The 1960 defection of NSA cryptologists Martin and Mitchell was deemed by the agency itself the single greatest blow to its security program.
Key Facts
- Defectors
- William Hamilton Martin and Bernon F. Mitchell
- Agency affected
- U.S. National Security Agency (NSA)
- Both joined NSA
- Same day in 1957
- Press conference location
- Moscow, Soviet Union
- NSA internal assessment year
- 1963
- HUAC chairman response
- Congressman Francis E. Walter labelled them 'sex deviates'
Location
Cause → Event → Consequence
Martin and Mitchell met while serving in the U.S. Navy in Japan in the early 1950s and both joined the NSA on the same day in 1957. Classified NSA investigations later suggested the pair held greatly inflated opinions of their own intellect and harbored social aspirations unmet within the agency, while they also expressed deep apprehension about the threat of nuclear war.
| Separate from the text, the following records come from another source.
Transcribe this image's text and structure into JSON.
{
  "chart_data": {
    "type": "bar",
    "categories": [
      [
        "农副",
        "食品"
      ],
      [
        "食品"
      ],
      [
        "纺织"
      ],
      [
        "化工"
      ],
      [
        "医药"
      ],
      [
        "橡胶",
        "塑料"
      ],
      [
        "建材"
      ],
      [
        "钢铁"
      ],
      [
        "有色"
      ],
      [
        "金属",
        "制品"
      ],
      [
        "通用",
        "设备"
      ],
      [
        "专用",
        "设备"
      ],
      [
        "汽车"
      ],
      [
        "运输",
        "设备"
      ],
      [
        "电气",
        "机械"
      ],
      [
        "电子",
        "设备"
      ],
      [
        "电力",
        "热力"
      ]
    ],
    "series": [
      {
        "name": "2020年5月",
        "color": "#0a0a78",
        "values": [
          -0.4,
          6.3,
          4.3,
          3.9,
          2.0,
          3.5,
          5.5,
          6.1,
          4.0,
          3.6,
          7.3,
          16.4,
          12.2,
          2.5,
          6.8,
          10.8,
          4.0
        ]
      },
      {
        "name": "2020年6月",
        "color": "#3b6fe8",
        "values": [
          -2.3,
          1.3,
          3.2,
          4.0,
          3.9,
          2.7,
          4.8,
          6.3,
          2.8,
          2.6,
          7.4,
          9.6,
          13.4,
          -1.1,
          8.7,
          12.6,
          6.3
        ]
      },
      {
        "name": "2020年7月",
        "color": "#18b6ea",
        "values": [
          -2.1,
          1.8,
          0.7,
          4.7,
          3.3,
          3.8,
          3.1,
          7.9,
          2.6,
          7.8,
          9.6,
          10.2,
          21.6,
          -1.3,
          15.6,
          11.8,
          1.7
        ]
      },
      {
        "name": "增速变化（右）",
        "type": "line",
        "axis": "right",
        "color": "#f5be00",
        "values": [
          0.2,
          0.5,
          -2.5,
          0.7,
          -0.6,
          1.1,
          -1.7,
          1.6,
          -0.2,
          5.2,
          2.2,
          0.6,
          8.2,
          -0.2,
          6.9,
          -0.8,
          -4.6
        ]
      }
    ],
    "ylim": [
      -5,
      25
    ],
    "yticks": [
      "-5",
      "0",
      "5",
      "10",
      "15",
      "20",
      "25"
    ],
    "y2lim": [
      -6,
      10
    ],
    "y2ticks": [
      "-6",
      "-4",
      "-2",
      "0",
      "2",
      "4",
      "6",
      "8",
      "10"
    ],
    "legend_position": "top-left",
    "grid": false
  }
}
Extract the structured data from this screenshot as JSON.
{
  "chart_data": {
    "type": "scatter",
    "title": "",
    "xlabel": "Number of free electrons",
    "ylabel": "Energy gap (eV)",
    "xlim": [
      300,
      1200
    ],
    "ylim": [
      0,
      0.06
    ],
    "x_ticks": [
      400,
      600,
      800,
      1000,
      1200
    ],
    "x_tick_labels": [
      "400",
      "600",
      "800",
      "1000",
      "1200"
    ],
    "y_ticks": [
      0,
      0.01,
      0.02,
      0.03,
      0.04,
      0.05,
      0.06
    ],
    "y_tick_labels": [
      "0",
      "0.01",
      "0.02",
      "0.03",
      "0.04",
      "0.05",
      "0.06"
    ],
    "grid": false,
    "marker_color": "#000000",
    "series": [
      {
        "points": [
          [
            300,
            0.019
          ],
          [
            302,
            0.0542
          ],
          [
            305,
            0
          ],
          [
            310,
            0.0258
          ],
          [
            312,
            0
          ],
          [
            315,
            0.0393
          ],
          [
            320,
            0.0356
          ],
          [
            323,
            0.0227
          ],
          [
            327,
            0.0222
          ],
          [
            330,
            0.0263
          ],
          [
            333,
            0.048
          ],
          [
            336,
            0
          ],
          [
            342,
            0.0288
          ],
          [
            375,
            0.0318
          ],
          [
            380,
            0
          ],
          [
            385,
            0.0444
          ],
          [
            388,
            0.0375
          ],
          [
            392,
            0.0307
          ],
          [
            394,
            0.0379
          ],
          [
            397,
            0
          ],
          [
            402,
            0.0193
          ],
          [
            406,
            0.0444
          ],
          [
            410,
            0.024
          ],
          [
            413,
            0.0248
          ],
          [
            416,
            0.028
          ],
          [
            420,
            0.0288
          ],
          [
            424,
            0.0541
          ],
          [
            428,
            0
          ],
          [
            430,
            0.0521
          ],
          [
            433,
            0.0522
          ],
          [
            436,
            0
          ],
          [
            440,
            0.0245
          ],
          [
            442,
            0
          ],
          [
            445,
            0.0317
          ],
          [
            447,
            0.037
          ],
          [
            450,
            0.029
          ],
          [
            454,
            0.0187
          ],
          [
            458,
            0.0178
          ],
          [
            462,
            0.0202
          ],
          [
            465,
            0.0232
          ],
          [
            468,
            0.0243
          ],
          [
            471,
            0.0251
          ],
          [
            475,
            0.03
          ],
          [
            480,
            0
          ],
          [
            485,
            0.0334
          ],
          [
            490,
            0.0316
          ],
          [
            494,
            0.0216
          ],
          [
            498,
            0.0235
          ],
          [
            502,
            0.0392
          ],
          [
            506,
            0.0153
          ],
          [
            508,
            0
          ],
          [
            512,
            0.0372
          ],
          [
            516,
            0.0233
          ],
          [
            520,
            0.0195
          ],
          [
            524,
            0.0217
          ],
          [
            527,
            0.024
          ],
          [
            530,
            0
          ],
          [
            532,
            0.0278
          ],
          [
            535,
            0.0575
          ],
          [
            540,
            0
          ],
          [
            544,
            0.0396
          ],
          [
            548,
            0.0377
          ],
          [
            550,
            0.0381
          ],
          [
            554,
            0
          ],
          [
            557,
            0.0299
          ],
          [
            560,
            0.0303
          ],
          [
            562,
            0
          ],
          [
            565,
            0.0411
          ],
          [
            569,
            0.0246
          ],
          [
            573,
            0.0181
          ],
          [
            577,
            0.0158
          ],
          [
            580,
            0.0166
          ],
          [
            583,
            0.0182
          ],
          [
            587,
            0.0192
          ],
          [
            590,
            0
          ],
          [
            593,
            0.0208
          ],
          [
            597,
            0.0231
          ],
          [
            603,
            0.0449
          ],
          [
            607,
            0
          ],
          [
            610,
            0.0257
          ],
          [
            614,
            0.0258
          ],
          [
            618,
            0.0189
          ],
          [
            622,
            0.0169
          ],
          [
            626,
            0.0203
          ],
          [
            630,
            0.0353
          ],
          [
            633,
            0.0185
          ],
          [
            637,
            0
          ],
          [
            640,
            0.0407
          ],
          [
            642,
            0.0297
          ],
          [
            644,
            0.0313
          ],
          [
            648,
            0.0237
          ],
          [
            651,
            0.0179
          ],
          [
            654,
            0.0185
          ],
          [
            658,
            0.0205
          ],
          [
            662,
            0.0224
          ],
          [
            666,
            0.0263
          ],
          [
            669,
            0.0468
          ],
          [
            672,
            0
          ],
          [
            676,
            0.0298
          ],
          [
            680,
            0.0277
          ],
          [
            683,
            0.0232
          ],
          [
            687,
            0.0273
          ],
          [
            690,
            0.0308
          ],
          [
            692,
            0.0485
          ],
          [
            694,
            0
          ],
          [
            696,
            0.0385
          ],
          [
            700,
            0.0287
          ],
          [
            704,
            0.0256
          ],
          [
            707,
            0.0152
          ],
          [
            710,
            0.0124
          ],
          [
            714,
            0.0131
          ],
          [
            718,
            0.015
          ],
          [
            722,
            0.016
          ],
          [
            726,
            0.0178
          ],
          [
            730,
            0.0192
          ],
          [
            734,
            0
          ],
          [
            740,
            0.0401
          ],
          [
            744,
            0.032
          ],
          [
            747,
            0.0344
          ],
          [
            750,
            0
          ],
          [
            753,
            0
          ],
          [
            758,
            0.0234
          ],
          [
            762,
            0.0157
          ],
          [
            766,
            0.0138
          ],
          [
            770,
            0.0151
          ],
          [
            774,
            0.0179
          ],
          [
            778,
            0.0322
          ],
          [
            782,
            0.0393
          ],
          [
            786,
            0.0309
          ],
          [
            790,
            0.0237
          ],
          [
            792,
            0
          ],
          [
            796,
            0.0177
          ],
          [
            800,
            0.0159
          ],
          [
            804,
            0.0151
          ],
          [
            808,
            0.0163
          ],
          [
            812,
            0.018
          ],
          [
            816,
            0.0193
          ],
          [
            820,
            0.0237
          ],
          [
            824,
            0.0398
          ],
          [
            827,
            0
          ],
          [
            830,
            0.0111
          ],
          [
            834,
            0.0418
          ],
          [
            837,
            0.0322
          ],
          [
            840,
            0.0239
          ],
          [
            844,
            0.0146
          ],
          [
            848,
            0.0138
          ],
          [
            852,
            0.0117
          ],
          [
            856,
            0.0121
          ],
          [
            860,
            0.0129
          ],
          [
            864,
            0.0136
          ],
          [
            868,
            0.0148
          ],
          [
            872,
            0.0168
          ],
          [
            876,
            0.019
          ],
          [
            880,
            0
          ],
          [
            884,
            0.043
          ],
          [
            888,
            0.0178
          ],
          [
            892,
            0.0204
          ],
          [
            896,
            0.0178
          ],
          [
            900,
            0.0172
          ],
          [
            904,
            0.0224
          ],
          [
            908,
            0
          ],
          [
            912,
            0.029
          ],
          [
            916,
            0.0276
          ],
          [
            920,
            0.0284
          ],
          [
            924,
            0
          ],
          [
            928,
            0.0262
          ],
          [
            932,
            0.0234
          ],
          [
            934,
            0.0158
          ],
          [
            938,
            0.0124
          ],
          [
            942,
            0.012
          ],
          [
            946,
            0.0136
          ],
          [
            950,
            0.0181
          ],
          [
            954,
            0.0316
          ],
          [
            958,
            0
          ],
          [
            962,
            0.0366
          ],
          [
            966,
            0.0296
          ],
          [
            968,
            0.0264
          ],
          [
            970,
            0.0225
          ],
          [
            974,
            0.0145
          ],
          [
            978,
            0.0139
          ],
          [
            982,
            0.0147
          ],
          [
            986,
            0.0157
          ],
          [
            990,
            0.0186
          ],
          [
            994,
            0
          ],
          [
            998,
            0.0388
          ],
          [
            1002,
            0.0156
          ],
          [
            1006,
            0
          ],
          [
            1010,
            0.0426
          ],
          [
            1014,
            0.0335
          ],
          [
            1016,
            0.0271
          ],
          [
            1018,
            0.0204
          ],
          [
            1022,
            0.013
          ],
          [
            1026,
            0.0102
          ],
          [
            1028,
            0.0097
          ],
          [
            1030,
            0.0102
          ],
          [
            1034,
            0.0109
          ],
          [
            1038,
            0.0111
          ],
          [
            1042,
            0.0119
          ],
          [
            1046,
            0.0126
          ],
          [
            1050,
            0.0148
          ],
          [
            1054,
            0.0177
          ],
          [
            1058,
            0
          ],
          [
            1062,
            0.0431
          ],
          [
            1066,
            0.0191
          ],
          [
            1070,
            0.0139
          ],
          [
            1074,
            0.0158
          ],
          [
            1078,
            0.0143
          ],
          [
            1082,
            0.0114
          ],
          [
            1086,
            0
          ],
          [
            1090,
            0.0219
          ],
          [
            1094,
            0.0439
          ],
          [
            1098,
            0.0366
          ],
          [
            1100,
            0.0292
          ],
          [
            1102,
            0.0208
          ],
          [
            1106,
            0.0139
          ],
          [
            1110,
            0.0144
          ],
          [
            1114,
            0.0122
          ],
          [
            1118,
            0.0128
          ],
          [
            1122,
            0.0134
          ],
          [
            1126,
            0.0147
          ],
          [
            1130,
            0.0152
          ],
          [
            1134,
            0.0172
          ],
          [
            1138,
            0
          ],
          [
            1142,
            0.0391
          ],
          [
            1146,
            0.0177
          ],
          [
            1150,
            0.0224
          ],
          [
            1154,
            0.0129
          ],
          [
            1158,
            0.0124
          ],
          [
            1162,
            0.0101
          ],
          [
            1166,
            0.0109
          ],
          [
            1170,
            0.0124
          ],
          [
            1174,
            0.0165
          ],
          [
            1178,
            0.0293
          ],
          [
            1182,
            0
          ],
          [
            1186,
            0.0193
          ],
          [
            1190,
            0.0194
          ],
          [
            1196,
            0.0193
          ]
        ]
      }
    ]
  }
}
In September 1960, Martin and Mitchell defected together to the Soviet Union. At a Moscow press conference, they revealed and denounced U.S. policies including provocative incursions into foreign airspace and espionage against America's own allies, causing a major intelligence breach that a secret 1963 NSA study called the greatest single impact on the agency's security program.
Within days of the press conference, HUAC chairman Francis E. Walter publicly labeled the two men 'sex deviates,' prompting sensational press coverage. U.S. officials privately assumed the pair belonged to a homosexual spy network, and this characterization shaped Pentagon discussions of the defection for decades, while the NSA overhauled its internal security procedures.